The power grotto
A totally spoiling evening at Robin Birley’s 5 Hertford
Street was another reminder of just how civilised London can be. The club’s top-floor restaurant is a nereid’s grotto of swirling colours and softly gleaming lamps (old-school flattery for the complexion, I’ll take it). I’m old enough to mind when a waiter addresses the table as “you guys”, so the impeccable service and ambrosial food couldn’t have been finer balm to my chilly orange-streaked soul. I couldn’t possibly say who else was there, but Hertford Street is definitely still the centre of the capital’s power-broking.
The hogarth exhibition at Tate Britain is a fantastic show, expansive, observant and ingenious, not least because it re-contextualises the work of this most British of artists within the wider European practices of his contemporaries. Seeing his pictures against Chardin’s still-lives for example made them freshly alive, emphasising the technical flair so often neglected within the intense narrative qualities of the paintings.

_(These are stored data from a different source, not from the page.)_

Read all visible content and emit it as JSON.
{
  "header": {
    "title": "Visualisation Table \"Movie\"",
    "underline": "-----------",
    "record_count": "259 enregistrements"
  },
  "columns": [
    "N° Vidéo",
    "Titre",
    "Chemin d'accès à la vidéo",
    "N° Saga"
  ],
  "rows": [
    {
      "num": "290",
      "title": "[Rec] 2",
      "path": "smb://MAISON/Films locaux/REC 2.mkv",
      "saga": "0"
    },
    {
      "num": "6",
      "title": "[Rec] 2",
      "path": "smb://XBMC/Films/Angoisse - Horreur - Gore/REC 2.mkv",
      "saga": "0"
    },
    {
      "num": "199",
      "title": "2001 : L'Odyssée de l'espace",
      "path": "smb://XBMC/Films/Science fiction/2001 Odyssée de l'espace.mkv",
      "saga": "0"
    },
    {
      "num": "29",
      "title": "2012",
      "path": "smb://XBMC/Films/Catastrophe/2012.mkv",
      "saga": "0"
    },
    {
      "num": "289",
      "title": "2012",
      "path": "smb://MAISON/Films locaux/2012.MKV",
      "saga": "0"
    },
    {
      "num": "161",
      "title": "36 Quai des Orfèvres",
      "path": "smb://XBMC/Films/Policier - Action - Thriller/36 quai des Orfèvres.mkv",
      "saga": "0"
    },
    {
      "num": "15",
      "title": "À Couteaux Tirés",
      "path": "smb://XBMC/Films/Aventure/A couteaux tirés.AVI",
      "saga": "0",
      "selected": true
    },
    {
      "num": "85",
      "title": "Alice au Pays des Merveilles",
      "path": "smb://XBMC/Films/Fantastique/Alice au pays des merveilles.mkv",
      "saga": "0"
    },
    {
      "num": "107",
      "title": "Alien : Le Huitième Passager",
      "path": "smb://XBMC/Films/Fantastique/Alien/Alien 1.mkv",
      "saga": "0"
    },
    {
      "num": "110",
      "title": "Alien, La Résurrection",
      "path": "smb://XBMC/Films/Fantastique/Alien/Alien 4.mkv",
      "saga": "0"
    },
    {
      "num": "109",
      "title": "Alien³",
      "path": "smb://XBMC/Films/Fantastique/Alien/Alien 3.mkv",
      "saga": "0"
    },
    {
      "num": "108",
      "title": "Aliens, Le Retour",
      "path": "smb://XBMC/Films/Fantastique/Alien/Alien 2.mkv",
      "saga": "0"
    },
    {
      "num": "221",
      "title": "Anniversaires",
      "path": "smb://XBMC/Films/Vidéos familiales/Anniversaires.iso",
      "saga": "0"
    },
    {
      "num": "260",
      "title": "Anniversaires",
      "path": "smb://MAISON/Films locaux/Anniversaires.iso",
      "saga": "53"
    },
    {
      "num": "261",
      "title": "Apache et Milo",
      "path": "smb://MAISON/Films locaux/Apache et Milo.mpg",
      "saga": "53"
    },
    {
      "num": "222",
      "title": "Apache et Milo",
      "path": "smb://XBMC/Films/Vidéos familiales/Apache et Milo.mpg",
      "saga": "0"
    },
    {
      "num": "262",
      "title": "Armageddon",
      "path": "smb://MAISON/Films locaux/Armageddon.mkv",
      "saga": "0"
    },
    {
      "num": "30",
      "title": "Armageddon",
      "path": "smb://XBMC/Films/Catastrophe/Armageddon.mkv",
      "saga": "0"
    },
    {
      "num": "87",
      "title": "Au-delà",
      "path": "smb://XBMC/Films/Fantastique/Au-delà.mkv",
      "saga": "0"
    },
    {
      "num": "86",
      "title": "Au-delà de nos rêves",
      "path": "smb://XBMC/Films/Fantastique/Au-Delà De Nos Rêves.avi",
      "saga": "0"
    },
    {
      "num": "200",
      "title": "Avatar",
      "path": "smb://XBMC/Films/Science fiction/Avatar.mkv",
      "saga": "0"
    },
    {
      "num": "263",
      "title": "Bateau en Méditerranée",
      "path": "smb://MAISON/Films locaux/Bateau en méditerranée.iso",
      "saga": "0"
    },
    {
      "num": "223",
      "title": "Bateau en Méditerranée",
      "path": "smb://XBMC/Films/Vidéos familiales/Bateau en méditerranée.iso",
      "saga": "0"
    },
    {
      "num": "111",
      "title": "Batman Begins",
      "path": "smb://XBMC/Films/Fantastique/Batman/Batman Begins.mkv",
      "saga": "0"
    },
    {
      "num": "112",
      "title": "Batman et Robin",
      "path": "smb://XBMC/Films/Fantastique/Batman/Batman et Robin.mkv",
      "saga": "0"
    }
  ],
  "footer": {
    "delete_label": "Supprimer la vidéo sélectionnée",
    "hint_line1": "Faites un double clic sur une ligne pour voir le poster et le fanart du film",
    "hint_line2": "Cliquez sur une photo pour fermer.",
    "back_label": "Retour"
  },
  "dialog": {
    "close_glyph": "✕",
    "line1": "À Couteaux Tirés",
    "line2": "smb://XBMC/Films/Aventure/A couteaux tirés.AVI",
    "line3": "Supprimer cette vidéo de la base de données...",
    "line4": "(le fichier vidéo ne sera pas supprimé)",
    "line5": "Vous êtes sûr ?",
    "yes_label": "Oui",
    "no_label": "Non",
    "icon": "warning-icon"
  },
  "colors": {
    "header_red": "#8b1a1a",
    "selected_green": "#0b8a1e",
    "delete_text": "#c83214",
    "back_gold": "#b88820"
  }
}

The labelling of the show is however utterly infuriating. From the introductory explanation that “These Enlightenment ideas were mainly produced by, and benefited, White men from the upper and middle classes” to the positively cretinous misinterpretation of the Before and After duo, the notes suggest that the only purpose of looking at a work of art is its dour dissection for signs of racism, colonialism or sexism, which seems to have led to a wilful blindness when it comes to actually looking at the pictures.
The triple-crowned figure in the left corner of the Bedlam scene in The Rake’s Progress is emphatically not “a crazed Britannia”, it’s the Pope, holding a crozier, not a trident.
Hogarth does convey explicit prejudice, but it’s anti-Catholic and anti-Jacobite, neither of which was mentioned, let alone explained. The narrowness and historical provincialism of the labels tells us very little about Hogarth and far too much about a joyless judgmentalism which can apparently only assess art in terms of abuse.